Народный артист стоял на нижней жилой палубе перед дверью предписанной ему шестиместной каюты, не в силах вспомнить каким провидением его забросило в эти края, на этот корабль, в этот трюм... Постучав и услышав «да-да», он вошел, и в нос ему сразу же шибанул ядреный букет властвовавших там ароматов: табачного дыма, пропитанных соляркой комбезов, несвежих носков, стоявших у батареи мокрых сапожных вкладышей и перманентного перегара. Обитатели каюты занимались кто чем - кто-то лежал с книжкой на нарах, кто-то чинил плоскогубцами молнию. Двое сидели перед ноутбуком и внимали  одному из последних киношедевров в жанре лирической комедии: 
- Закадрить, да закадрить. Что за слово-то выдумали? - походя комментировал диалоги героев полярник с густыми седыми бровями и такими же белыми усами, апеллируя к более молодому своему духовному сотрапезнику со свежевыбритым черепом, задумчиво подпиравшему ладонью чернобородый подбородок, - Он ее закадрил.. Ох, я б ее закадрил.. Ну и как, закадрил?.. Тьфу ты! Неужели по-русски сложно сказать? По-русски-то как это будет твое «закадрить» - в туза вогнать, что ли?
Уловив некоторую паузу в обсуждении, артист демонстративно прокашлялся, поставил дорожную сумку на пол, продолжая держать объемный гитарный чехол. Затем прижал свободную руку к груди, слегка наклонил вперед голову и, щелкнув каблуками лакированных туфель, с интонацией легкой торжественности произнес: 
- Здррравия желаю, пацаны. Говорят, здесь у вас есть свободное место.. Возьмете в компанию? 
Все отвлеклись от насущных дел и с интересом взглянули на новенького.  
Свободными оказались одни из верхних нар. Под ними сидел здоровый лохматый мужик с бородой и зубочисткой чистил пространство меж больших и тесных лошадинообразных зубов. Внимательно рассмотрев стоявшего перед ним популярного исполнителя и словно наконец поверив собственным глазам, он вдруг хмыкнул, как если бы подавился, а после, подобно набирающему силу шторму, разразился могучими волнами хохота.  
- Ох-хо-хо-хо-хо! Ух-ха-ха-ха-ха! Ух-ха-ха-ха-ха-ха-ха-ха-ха!! – не унимался бородач, похлопывая широченными ладонями по коленам, - Ай, молодца! Ну, молодца! С нами, значит, поедешь, - Его смех и не думал и стихать, наоборот – он словно обрастал новыми звуками, превращаясь в какой-то стрекочущий гул…

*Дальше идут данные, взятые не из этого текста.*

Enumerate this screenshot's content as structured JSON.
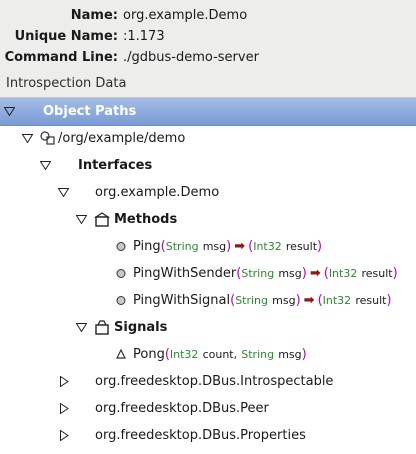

Шум садящегося на ледокол вертолета разбудил Росторганова. В рубахе, спортивных штанах и тапках он вышел на свою палубу надстройки покурить и обомлел. Тусклое низкое солнце оконтуривало тенями величавые торосы и золотило иней, облепивший все видимое вокруг. «Ну, здравствуй, красавица...» - просипел шепотом Росторганов, вглядываясь в арктический пейзаж, и похмельные слезы умиления выступили из его глаз… Справа, двигаясь с вертолетной палубы, уже приближалась к нему прилетевшая с ледовой разведки группа полярников, одетых в одинаковые объемистые комбезы и тяжелые морозоустойчивые сапоги. Люди попарно несли габаритные ящики, начиненные каким-то исследовательским оборудованием или же ценными пробами. Росторганов было забеспокоился - не загораживает ли он своей грузной комплекцией узкий проход. Засуетился, прижался то к стенке, то к фальшборту, но так и не найдя оптимальной точки, в момент приближения группы застыл в нерешительной полупозиции. Шедший первым полярник, не меняя темпа, слегка подтолкнул певца плечом, вдавив того в стенку, угол ящика больно воткнулся в коленку.. Восемь экспедиционников, продолжая свое равномерное шествие с научным грузом в руках, ступали тяжелым, но твердым шагом и, казалось, не видели в телодвижениях Росторганова ни помех, ни содействия, ни чего бы то ни было, способного повлиять на их путь. 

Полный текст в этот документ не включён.